2.5. Statistical Analysis

Statistical analysis was conducted in R (version 4.0.2) [25]. Median-like quantile normalisation was performed with the functions contained in the R package metagenomeSeq as described above [20]. Model-based clustering was carried out with the Mclust function of the R package mclust [26]. The number of mixing components and the model covariance structure were selected using penalized-likelihood criteria [26]. For differential abundance testing we used the function fitFeatureModel as implemented in the R package metagenomeSeq [20]. Linear models were fitted with the built-in function lm. We used regression diagnostic plots to evaluate whether the assumptions of the linear regression were met, and to confirm the absence of high leverage points in the dataset. Spearman correlations and hierarchical clustering were calculated with the built-in functions cor and hclust, respectively. Functional capabilities were predicted using Tax4Fun [27]. KEGG Enrichment analysis was calculated using a global test algorithm as implemented in MicrobiomeAnalyst [28,29].
Time series data were modelled using linear mixed models with cubic spline regression following the timeOmics framework [30]. For this analysis, the pre-filtered OTU abundance table was transformed to centred log ratios following the package vignette. A double strategy was applied to evaluate the quality of clustering achieved using timeOmics; (i) to select the number of components and the optimum number of clusters within each principal component we used the average silhouette coefficient and, (ii) to evaluate the degree of association between features assigned to the same cluster, we calculated the proportionality distance [30].
The packages ggplot2, factoextra, superheat, mixOmics and sjPlot were used for data visualisation [31,32,33,34,35]. The probability value threshold for statistical significance was set at 0.05.
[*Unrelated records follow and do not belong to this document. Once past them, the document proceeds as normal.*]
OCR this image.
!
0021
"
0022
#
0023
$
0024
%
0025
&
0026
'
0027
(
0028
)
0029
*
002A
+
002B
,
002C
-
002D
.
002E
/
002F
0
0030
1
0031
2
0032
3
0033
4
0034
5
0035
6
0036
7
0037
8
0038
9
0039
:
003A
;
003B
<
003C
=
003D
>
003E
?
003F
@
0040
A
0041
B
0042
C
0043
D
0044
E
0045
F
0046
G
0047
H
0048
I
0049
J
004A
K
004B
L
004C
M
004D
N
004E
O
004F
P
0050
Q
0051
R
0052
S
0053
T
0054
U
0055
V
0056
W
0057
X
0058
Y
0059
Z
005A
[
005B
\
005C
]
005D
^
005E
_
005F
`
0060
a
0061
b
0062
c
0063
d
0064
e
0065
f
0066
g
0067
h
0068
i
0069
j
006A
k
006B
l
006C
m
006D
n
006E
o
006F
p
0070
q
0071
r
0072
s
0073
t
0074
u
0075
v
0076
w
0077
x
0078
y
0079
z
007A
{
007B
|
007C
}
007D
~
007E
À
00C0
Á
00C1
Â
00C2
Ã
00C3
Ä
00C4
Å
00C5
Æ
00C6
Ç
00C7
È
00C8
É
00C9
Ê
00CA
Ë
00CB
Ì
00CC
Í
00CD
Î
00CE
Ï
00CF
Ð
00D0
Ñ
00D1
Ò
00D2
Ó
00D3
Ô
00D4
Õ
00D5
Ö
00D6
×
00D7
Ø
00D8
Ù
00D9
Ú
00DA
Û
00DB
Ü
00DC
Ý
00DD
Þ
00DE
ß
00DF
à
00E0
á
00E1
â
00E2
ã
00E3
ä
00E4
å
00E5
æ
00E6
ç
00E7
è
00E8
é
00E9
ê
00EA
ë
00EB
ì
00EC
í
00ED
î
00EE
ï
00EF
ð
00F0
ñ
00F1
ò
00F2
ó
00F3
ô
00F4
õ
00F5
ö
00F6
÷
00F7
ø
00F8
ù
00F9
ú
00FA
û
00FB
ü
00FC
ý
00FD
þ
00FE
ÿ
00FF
2.6. Ethics, Consent and Permissions

The ethical aspects of the AREST-CF program were reviewed and approved by the Princess Margaret Hospital for Children, Perth ethics committee (10 December 2009) (Ethical approval Ref. 1762/EPP). Written informed consent for publication was obtained from the parents/guardians. All methods performed in this study were carried out in accordance with the relevant guidelines and regulations.

2.7. Data Availability

The marker-gene sequencing data are accessible through the Sequencing Read Archive (BioProject PRJNA662556).

3. Results

3.1. Study Cohort

We evaluated 77 longitudinal BALF samples (average samples per patient, 3.67) from 21 CF patients (14 females, 7 males. Age range 1–7 years; median 3 years, interquartile range (IQR) 2–5 years) enrolled in the AREST CF Early Surveillance Program (Perth and Melbourne, Australia). Diagnosis was performed through new-born genetic screening in most of the cases (17 subjects). Six patients were asymptomatic at diagnosis, and in two cases information on symptoms was not recorded. Clinical presentation in the rest of the subjects was variable, but included typical CF-associated gastrointestinal manifestations and clinical features of failure to thrive. All the study subjects carried the common c.1521_1523delCTT (p.Phe508del) genetic variant in the homozygous (8 patients) or heterozygous (13 patients) state. For 10 of the heterozygous carriers a second disease-causing allele was identified. Sweat chloride testing confirmed CFTR dysfunction in the remaining three cases. Most of the BALF samples were collected annually during asymptomatic periods, in which computed tomography scans of the chest were also performed. Sample acquisition in four specimens was conducted after Pseudomonas aeruginosa eradication therapy, and one sample during an exacerbation episode. The later biological specimen represents the unique sample of our cohort collected at the age of seven. For 50 out of the 77 BALF samples, ongoing antibiotic regimen was reported at the time of the collection of the bronchial wash (of which seven specimens were associated with two or more type of antibiotics). Amoxicillin/clavulanate was the most prescribed therapeutic (38 samples), followed by azithromycin (9 samples), cephalexin (6 samples), tobramycin (3 samples), co-trimoxazole (2 samples) and ciprofloxacin (1 sample). For 10 samples, information on antibiotic therapy was not available. Additional medical procedures during the follow-up visit included assessment of inflammation and infection in the lungs. Detailed protocols for the collection of BALF, measurements of inflammatory markers, clinical microbiology, evaluation of respiratory function, and quantification of structural lung disease were as previously described [14,36,37,38,39]. Clinical metadata for this patient cohort are provided as Supplementary Materials.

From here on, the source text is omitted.